Les communications avec les explorateurs de Mars sont confrontées à des défis uniques, y compris des retards de signal de 4 à 24 minutes et une bande passante limitée qui restreint la transmission des données. Alors que le réseau de profondeur de la NASA gère actuellement ces communications, les futures missions pourraient utiliser des systèmes laser avancés capables de débits de données considérablement plus rapides.
Cependant, ces signaux optiques peuvent être perturbés par les tempêtes de poussière martiennes, nécessitant des architectures de communication hybrides qui combinent les technologies radio et laser pour assurer un contact fiable avec des équipes d'exploration, quelles que soient les conditions météorologiques sur la planète rouge.
Mars est recouvert d'un matériel poudreux fin que les vents martiens fouettent souvent en tempêtes de poussière. Ces événements puissants peuvent transformer considérablement son paysage et son atmosphère. Contrairement aux tempêtes de la Terre, qui se limitent généralement à des régions spécifiques, Mars peut ressentir des tempêtes de poussière qui poussent pour encercler toute la planète.
Ces événements mondiaux peuvent persister pendant des semaines ou des mois, bloquant la lumière du soleil et réduisant la visibilité dans des conditions proches de zéro. Les particules de poussière ultra-fin, beaucoup plus petites que les cheveux humains, sont facilement soulevées par des vents martiens, créant de vastes nuages qui peuvent atteindre des hauteurs de 60 kilomètres au-dessus de la surface. Tout système de communication doit être en mesure de faire face à ces conditions difficiles.
La communication optique (FSO) basée sur le laser émerge comme une alternative à la technologie radio traditionnelle, offrant des débits de données plus élevés, des besoins en puissance plus faibles, des empreintes matérielles plus petites et une sécurité améliorée contre l'interception.
Une équipe dirigée par Eva Fernandez Rodriguez de l'Organisation des Pays-Bas pour la recherche scientifique appliquée a suggéré que cela pourrait améliorer les communications de Mars. Les dernières années ont connu des implémentations FSO réussies dans une gamme d'applications, des communications terrestres aux liens de la satellite au sol avec les cubesats, les orbites lunaires, les réseaux de relais spatial et même les missions de l'espace profond.
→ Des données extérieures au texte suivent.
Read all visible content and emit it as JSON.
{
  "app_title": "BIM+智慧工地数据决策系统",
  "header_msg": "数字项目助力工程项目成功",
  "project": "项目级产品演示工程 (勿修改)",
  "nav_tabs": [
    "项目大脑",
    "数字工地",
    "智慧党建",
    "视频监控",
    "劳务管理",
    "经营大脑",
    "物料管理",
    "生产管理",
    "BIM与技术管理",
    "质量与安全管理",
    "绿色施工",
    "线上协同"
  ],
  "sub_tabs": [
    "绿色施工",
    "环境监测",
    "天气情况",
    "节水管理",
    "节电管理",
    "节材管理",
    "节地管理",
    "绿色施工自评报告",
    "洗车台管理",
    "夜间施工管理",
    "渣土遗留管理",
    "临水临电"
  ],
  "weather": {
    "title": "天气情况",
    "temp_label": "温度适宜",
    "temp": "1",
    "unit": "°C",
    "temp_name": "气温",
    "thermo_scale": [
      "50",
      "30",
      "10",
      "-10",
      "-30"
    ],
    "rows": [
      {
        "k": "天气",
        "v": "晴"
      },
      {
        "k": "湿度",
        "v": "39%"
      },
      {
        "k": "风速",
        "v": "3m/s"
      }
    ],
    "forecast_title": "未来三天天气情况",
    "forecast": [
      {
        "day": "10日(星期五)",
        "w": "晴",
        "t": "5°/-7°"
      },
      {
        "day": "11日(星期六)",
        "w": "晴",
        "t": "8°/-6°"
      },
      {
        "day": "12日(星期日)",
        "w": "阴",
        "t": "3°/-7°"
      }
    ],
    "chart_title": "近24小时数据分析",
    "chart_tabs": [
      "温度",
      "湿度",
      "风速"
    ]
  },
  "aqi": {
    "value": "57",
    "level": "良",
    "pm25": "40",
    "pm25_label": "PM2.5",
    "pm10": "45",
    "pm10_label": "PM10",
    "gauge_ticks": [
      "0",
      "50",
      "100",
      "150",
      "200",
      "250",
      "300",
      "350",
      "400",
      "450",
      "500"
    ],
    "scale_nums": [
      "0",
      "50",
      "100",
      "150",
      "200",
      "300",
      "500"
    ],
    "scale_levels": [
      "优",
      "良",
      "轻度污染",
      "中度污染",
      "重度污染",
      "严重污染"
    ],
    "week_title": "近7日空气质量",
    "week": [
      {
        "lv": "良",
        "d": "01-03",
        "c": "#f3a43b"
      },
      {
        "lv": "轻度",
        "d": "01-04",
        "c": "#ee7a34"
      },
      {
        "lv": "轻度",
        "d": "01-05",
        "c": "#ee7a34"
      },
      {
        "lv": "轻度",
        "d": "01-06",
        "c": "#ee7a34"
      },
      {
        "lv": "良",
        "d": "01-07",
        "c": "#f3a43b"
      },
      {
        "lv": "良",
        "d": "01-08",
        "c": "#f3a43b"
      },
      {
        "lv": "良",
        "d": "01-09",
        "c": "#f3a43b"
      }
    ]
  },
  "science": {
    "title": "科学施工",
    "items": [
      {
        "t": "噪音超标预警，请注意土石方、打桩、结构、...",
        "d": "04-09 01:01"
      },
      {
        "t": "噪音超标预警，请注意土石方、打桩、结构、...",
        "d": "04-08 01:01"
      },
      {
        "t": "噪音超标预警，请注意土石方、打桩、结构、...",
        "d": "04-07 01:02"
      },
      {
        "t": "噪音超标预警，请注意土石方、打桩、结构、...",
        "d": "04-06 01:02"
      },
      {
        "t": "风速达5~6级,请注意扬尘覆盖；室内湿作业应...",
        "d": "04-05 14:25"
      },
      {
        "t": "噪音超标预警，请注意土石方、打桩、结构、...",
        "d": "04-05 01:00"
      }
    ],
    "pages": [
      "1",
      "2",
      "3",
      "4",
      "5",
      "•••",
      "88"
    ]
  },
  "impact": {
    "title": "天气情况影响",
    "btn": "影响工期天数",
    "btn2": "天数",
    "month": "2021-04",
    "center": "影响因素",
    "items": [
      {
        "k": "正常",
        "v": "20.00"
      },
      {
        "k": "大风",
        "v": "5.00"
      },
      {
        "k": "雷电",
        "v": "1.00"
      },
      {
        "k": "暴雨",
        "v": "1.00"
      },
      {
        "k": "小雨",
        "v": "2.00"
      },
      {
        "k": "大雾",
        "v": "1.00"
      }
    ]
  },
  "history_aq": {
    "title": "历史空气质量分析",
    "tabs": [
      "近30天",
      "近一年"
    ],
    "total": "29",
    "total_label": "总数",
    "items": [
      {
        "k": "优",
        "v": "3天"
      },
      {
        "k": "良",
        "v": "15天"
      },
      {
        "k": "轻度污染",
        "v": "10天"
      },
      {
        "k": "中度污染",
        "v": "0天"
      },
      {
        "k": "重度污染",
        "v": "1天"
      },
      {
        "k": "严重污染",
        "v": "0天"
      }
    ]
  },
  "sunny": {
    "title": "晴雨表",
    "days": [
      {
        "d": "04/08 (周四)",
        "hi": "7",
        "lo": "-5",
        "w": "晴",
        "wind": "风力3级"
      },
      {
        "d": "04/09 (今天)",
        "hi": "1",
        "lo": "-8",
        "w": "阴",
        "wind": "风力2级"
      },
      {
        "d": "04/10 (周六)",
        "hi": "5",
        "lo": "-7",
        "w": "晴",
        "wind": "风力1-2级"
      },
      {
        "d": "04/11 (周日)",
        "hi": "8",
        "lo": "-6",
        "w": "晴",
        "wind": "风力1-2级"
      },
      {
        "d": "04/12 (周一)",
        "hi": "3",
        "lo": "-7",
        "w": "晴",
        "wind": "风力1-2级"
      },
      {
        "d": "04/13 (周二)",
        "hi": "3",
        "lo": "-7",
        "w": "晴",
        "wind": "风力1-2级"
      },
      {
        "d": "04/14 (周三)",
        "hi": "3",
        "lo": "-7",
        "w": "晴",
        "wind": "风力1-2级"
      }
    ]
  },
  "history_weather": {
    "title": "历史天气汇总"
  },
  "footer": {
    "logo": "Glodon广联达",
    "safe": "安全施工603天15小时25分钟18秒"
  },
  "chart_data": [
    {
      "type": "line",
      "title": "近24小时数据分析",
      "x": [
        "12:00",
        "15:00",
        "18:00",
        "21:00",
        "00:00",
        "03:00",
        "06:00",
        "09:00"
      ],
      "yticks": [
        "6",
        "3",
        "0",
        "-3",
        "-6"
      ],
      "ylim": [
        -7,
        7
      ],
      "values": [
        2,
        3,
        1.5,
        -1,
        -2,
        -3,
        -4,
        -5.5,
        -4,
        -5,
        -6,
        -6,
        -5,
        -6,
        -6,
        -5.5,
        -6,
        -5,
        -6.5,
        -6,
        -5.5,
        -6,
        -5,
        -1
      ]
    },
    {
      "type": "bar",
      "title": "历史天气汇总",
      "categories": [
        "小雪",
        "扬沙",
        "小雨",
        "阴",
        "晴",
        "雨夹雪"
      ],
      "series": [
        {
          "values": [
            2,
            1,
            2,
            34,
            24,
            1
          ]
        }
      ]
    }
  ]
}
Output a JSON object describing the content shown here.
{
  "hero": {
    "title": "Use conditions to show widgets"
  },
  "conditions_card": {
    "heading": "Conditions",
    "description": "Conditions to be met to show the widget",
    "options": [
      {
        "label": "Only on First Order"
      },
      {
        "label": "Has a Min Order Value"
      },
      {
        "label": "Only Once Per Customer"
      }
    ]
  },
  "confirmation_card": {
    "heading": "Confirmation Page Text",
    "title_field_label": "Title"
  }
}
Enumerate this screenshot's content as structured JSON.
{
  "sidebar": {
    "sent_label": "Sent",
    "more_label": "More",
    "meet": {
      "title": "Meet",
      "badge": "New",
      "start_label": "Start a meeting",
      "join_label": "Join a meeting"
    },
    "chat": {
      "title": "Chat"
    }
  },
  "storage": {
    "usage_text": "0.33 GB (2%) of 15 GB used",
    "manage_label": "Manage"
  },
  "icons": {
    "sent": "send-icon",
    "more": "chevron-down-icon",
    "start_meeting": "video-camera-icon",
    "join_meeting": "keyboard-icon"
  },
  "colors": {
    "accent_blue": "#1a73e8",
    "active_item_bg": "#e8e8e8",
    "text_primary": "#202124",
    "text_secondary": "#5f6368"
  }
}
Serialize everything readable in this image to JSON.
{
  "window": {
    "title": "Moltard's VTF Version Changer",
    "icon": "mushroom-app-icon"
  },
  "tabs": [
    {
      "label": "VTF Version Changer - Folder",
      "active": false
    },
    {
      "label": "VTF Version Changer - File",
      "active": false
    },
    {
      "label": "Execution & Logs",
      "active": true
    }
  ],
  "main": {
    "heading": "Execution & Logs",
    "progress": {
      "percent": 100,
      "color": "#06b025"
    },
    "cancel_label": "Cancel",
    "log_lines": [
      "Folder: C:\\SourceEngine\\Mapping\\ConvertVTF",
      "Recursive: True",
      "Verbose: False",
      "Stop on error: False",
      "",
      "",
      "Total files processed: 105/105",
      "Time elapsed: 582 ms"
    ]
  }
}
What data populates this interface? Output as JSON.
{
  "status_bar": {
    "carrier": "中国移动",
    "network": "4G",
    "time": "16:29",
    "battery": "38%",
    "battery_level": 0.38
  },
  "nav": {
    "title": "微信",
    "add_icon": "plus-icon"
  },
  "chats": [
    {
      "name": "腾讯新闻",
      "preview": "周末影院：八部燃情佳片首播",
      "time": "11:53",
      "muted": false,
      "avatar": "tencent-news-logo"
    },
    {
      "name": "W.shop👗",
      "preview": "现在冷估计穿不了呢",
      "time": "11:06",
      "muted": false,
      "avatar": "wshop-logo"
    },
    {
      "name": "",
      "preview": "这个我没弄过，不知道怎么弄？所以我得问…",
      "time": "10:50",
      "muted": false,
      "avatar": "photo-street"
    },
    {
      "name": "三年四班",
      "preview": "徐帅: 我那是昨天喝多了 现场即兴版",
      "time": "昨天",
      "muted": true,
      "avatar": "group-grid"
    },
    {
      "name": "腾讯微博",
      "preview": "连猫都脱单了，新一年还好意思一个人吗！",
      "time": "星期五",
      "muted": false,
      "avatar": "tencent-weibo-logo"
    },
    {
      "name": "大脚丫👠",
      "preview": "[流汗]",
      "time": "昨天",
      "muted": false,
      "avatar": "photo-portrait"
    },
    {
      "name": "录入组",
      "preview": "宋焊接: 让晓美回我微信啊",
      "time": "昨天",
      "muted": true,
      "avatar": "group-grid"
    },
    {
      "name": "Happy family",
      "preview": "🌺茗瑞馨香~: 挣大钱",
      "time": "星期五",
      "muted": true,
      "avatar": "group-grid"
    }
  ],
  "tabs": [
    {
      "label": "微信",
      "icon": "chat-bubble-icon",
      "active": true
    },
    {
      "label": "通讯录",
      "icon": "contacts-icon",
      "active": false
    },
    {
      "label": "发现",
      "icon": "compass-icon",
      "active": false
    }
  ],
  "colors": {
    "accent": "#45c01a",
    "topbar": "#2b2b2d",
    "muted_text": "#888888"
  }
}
L'équipe explore comment la poussière atmosphérique de Mars affecte les communications optiques entre la surface et les satellites. Ils utilisent des données climatiques pour cartographier la quantité de lumière bloquée par les particules de poussière en suspension dans l'atmosphère dans des conditions standard et poussiéreuses, calculant les impacts sur les signaux laser de 1,55 μm. Leur analyse aide à éclairer les conceptions de systèmes de communication futures et à identifier les emplacements optimaux des stations au sol pour les communications laser fiables malgré les défis atmosphériques martiens.
Ces résultats, publiés sur le arxiv Préprint Server, actuels implications critiques pour les futures missions Mars, car les communications fiables seront essentielles pour soutenir l'exploration humaine. En comprenant les variations saisonnières et régionales de la profondeur optique des poussières, les planificateurs de mission peuvent développer des stratégies de communication robustes qui exploitent à la fois la technologie FSO et les systèmes radio traditionnels.
La recherche suggère que les stations au sol stratégiquement placées dans des régions historiquement moins poussiéreuses, combinées à un réseau de satellites de relais, pourraient fournir la redondance nécessaire pour maintenir un contact continu avec la Terre même lors des événements météorologiques martiens les plus difficiles.